Cá dentro é que está o pote

Penso que já não falta muito (e é esse o meu desejo) para que a maior parte dos países europeus olhe com olhos de ver o que se está a passar com esta crise do euro. As soluções para os países em dificuldades não avançam e a receita é somar austeridade à austeridade por uma razão muito simples: a Alemanha está a ganhar e a beneficiar muitíssimo com o arrastar da situação. As yields pedidas pelos investidores pela compra da sua dívida são tão baixas que, ontem, eram inferiores a zero. O desemprego baixou para percentagens irrelevantes. As maiores empresas registam lucros superiores a 70% desde há um ano. Suprimido calculistamente o salário mínimo há três anos, os vizinhos romenos, por exemplo, são contratados ao preço da chuva (400 € mensais + almoço) e ainda acham que fazem bom negócio. Desempregados e técnicos qualificados de países como Portugal oferecem-se para trabalhar por bom preço. As exportações de maquinaria, tecnologia e automóveis para os países emergentes (mercados tão grandes ou maiores do que o europeu) compensam a quebra nas exportações dentro do mercado único. Na verdade, tudo corre bem, para já, à Alemanha, o que não lhe dá qualquer incentivo a mudar de rumo. Concentrando todo o dinheiro, cabe-lhe ditar as regras. Em seu benefício também, nem Sarkozy ainda percebeu o engodo para que foi atraído, embora se tenha voluntariado para o isco.
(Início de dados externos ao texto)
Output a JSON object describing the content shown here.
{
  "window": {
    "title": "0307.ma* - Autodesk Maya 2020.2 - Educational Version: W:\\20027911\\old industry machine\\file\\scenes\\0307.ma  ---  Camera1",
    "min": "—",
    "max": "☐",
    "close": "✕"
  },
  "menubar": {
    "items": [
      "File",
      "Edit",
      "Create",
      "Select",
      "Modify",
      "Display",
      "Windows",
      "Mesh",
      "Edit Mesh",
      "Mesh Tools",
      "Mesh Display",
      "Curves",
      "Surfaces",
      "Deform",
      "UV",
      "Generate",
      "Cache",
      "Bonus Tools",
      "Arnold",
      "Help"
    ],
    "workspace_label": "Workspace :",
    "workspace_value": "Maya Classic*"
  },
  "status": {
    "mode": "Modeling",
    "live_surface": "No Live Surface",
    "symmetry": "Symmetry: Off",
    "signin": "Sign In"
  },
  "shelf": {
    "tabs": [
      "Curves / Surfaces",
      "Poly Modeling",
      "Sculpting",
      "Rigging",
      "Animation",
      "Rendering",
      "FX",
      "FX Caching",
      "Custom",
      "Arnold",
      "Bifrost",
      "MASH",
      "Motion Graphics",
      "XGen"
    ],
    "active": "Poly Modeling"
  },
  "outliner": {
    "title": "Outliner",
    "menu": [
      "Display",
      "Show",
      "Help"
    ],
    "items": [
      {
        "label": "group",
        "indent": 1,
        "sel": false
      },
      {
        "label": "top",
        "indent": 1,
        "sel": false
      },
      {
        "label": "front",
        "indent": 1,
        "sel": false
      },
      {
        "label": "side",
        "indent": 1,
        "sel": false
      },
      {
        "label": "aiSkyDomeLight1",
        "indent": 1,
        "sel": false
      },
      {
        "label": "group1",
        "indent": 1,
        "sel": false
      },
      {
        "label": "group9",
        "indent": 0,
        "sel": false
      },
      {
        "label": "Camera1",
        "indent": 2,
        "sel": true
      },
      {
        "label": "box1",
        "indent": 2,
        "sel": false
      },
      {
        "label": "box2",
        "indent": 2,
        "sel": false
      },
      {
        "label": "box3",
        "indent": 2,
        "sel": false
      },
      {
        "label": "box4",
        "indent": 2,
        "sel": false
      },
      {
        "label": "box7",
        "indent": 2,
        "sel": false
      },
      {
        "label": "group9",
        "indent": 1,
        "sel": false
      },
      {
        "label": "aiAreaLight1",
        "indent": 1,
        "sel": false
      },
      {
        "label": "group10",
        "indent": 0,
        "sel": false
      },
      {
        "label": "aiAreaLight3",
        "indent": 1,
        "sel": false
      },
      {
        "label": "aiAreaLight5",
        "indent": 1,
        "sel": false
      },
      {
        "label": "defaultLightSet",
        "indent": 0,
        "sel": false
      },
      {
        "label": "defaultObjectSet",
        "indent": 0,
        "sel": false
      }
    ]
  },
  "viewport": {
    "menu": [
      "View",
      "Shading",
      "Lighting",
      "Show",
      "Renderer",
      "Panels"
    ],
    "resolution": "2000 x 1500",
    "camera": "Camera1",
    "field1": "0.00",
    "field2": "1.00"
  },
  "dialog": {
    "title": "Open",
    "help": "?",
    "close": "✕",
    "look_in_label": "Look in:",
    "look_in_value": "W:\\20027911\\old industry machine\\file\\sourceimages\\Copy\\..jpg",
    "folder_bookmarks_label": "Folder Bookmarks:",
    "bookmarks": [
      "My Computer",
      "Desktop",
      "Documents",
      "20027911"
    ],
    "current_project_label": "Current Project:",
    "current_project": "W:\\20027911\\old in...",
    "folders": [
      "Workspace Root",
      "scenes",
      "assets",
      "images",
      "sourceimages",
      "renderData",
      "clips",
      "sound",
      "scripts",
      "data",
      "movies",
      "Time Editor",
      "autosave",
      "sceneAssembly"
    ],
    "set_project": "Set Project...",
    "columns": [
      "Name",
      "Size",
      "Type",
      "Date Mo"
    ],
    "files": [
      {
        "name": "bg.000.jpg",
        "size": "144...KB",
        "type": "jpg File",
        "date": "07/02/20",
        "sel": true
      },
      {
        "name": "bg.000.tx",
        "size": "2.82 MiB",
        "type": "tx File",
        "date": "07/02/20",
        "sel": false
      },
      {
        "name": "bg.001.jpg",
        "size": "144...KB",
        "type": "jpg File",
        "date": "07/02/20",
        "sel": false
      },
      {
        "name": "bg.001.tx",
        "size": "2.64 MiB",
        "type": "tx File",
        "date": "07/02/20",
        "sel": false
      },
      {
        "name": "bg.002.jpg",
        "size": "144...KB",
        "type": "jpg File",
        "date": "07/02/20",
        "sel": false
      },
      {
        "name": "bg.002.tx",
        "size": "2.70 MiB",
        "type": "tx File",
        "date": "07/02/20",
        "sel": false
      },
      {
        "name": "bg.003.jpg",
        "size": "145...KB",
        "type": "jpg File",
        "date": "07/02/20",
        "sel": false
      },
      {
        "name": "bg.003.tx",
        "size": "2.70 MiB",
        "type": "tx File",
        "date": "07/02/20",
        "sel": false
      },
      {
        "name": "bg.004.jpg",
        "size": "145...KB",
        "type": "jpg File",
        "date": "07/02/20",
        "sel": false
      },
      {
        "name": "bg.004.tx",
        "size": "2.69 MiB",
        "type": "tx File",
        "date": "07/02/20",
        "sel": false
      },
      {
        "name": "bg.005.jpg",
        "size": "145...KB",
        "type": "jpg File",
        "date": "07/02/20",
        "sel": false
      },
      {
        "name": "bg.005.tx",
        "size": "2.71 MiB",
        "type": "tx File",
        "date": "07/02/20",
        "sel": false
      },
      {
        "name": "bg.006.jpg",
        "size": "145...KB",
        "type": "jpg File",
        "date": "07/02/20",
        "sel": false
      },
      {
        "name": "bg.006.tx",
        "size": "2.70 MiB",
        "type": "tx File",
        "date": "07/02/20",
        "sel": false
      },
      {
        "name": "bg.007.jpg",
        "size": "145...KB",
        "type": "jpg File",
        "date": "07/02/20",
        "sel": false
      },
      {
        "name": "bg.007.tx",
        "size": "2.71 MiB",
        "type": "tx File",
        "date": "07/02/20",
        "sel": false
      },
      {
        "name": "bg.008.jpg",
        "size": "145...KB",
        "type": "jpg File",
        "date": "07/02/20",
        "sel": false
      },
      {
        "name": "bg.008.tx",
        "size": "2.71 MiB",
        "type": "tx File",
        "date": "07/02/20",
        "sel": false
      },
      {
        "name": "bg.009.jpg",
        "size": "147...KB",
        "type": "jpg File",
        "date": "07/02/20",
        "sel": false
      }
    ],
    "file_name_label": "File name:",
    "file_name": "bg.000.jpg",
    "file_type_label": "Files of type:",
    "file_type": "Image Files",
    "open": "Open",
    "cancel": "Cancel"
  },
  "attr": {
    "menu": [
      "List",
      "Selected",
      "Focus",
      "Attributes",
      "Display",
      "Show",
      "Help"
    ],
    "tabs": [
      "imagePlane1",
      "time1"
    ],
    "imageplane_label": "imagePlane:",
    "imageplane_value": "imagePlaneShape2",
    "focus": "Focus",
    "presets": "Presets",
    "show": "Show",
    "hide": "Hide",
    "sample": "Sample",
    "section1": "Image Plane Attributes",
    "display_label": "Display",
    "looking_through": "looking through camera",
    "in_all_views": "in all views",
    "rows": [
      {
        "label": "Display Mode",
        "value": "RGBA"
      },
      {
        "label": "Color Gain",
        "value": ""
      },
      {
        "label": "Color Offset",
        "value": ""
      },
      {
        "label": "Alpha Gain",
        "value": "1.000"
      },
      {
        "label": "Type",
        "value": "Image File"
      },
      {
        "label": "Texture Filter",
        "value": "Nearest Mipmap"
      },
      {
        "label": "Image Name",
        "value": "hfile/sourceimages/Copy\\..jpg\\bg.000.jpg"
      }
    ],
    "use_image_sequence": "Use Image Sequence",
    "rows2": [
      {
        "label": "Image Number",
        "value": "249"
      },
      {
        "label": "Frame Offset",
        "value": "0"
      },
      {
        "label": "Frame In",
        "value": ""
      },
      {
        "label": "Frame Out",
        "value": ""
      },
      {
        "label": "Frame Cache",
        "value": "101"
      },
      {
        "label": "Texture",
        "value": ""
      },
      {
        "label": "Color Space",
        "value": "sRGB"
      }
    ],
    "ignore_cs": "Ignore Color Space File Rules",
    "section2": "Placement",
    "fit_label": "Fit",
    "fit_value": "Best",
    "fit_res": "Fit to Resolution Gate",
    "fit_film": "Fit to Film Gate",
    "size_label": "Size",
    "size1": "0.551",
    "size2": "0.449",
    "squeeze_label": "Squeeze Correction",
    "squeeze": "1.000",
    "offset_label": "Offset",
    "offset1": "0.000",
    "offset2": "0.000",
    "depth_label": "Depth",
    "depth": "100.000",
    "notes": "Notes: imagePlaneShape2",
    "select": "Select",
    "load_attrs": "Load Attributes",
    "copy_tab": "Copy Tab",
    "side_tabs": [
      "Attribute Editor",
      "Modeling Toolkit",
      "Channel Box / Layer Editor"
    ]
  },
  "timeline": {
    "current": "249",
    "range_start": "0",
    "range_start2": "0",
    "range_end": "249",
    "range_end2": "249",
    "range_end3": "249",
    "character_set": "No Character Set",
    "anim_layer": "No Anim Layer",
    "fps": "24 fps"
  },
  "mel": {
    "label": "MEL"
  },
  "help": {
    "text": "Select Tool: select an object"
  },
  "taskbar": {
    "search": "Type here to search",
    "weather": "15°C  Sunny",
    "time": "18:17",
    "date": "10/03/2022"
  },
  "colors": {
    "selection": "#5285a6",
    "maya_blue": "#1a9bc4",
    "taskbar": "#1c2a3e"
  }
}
Merkel sabe desde o início, ou não conhecesse a história recente do seu país, que não lhe convém aparecer sozinha a liderar o processo.
Hoje, já Mario Monti vem dizer que não pode ser apenas aquele duo a liderar e a decidir o futuro da Europa, excluindo países como o seu, uma economia forte, sob pena de se abrirem as hostilidades a nível externo, instigadas pelas que inevitavelmente se abrirão a nível interno (até um tecnocrata, desde que inteligente, não demora muito a sentir as necessidades e a força silenciosa dos governados). Outros países da zona euro com a corda na garganta, como a Espanha ou a Irlanda não podem por muito mais tempo limitar-se a cumprir as ordens de Berlim, para sua grande glória, enquanto as suas populações fogem, definham ou se violentam.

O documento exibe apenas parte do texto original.